As has been the case with many regional malls, the Alton shopping center lost some of its anchor tenants and suffered from a 58 percent vacancy rate. Originally built at 773,000 square feet on 61 acres, Hull is downsizing and creating more strip center space. Demolition of the 180,000-square-foot Macy’s store space has been completed and a new entrance created. All second-floor tenants are being relocated to the first floor and the opening between the floors closed, entirely separating the first floor from the second. The second-floor space will be opened up to Alby St. creating ground-level strip center space available for new tenants.
The city created a TIF district to support the project in addition to an enterprise zone and a special business district that generates an additional 1-cent sales tax to assist in the redevelopment effort.
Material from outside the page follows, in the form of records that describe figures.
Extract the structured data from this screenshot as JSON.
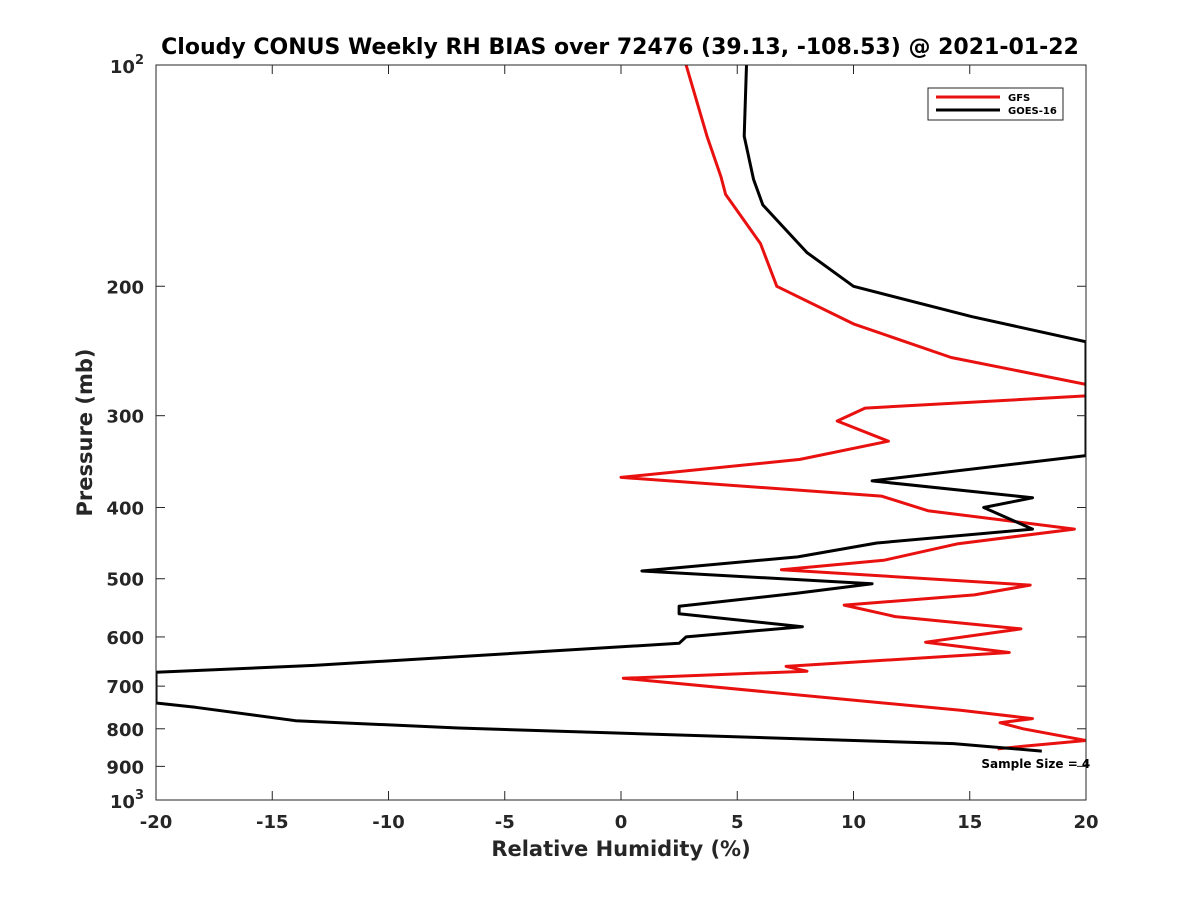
{
  "chart_data": {
    "type": "line",
    "title": "Cloudy CONUS Weekly RH BIAS over 72476 (39.13, -108.53) @ 2021-01-22",
    "xlabel": "Relative Humidity (%)",
    "ylabel": "Pressure (mb)",
    "xlim": [
      -20,
      20
    ],
    "ylim": [
      100,
      1000
    ],
    "yscale": "log",
    "y_reversed": true,
    "x_ticks": [
      "-20",
      "-15",
      "-10",
      "-5",
      "0",
      "5",
      "10",
      "15",
      "20"
    ],
    "y_ticks": [
      {
        "value": 100,
        "base": "10",
        "exp": "2"
      },
      {
        "value": 200,
        "label": "200"
      },
      {
        "value": 300,
        "label": "300"
      },
      {
        "value": 400,
        "label": "400"
      },
      {
        "value": 500,
        "label": "500"
      },
      {
        "value": 600,
        "label": "600"
      },
      {
        "value": 700,
        "label": "700"
      },
      {
        "value": 800,
        "label": "800"
      },
      {
        "value": 900,
        "label": "900"
      },
      {
        "value": 1000,
        "base": "10",
        "exp": "3"
      }
    ],
    "grid": false,
    "legend_position": "top-right",
    "series": [
      {
        "name": "GFS",
        "color": "#e8110f",
        "points": [
          [
            2.8,
            100
          ],
          [
            3.7,
            125
          ],
          [
            4.3,
            142
          ],
          [
            4.5,
            150
          ],
          [
            6.0,
            175
          ],
          [
            6.7,
            200
          ],
          [
            10.0,
            225
          ],
          [
            14.2,
            250
          ],
          [
            20.0,
            272
          ],
          [
            20.0,
            282
          ],
          [
            10.5,
            293
          ],
          [
            9.3,
            305
          ],
          [
            11.5,
            325
          ],
          [
            7.7,
            344
          ],
          [
            0.0,
            364
          ],
          [
            11.2,
            386
          ],
          [
            13.2,
            404
          ],
          [
            19.5,
            428
          ],
          [
            14.5,
            448
          ],
          [
            11.3,
            472
          ],
          [
            6.9,
            486
          ],
          [
            17.6,
            510
          ],
          [
            15.2,
            526
          ],
          [
            9.6,
            543
          ],
          [
            11.8,
            563
          ],
          [
            17.2,
            585
          ],
          [
            13.1,
            610
          ],
          [
            16.7,
            630
          ],
          [
            7.1,
            658
          ],
          [
            8.0,
            668
          ],
          [
            0.1,
            683
          ],
          [
            14.6,
            755
          ],
          [
            17.7,
            775
          ],
          [
            16.3,
            785
          ],
          [
            17.3,
            800
          ],
          [
            20.0,
            830
          ],
          [
            17.3,
            845
          ],
          [
            16.2,
            852
          ]
        ]
      },
      {
        "name": "GOES-16",
        "color": "#000000",
        "points": [
          [
            5.4,
            100
          ],
          [
            5.3,
            125
          ],
          [
            5.7,
            143
          ],
          [
            6.1,
            155
          ],
          [
            8.0,
            180
          ],
          [
            10.0,
            200
          ],
          [
            15.1,
            220
          ],
          [
            20.0,
            238
          ],
          [
            20.0,
            340
          ],
          [
            10.8,
            368
          ],
          [
            17.7,
            388
          ],
          [
            15.6,
            400
          ],
          [
            17.7,
            428
          ],
          [
            11.0,
            447
          ],
          [
            7.6,
            467
          ],
          [
            0.9,
            488
          ],
          [
            10.8,
            508
          ],
          [
            7.6,
            523
          ],
          [
            2.5,
            545
          ],
          [
            2.5,
            558
          ],
          [
            7.8,
            581
          ],
          [
            2.8,
            600
          ],
          [
            2.5,
            612
          ],
          [
            -13.2,
            656
          ],
          [
            -20.0,
            670
          ],
          [
            -20.0,
            738
          ],
          [
            -18.3,
            748
          ],
          [
            -14.0,
            780
          ],
          [
            -7.0,
            798
          ],
          [
            14.3,
            838
          ],
          [
            18.1,
            858
          ]
        ]
      }
    ],
    "annotations": [
      {
        "text": "Sample Size = 4",
        "x": 15.5,
        "y": 905
      }
    ]
  }
}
Down Homer Adams Parkway, the city owns 38 acres in front of the new Amtrak station and multimodal facility. The city is seeking developers for a destination or experiential retail project. No economic development incentive districts currently exist on the site, which is called Wadlow Town Center, but Greg Caffey, the city’s director of development and housing, said those could be created based on the type of development proposed.
Downtown, big things are brewing as local attorney and philanthropist, John Simmons, has purchased several vacant buildings including the Grand Theater, Stratford Hotel and YMCA. Caffey said Simmons is currently working on a development plan to reutilize the three historic properties.
“There is a lot of public optimism about the local economy here,” Caffey said. “Our retail numbers are still very strong. Several of our big box retailers and national retail chains are among regional and national sales leaders. And, we’re starting to see an influx of investment from outside the area which is always a positive sign and that’s very encouraging.”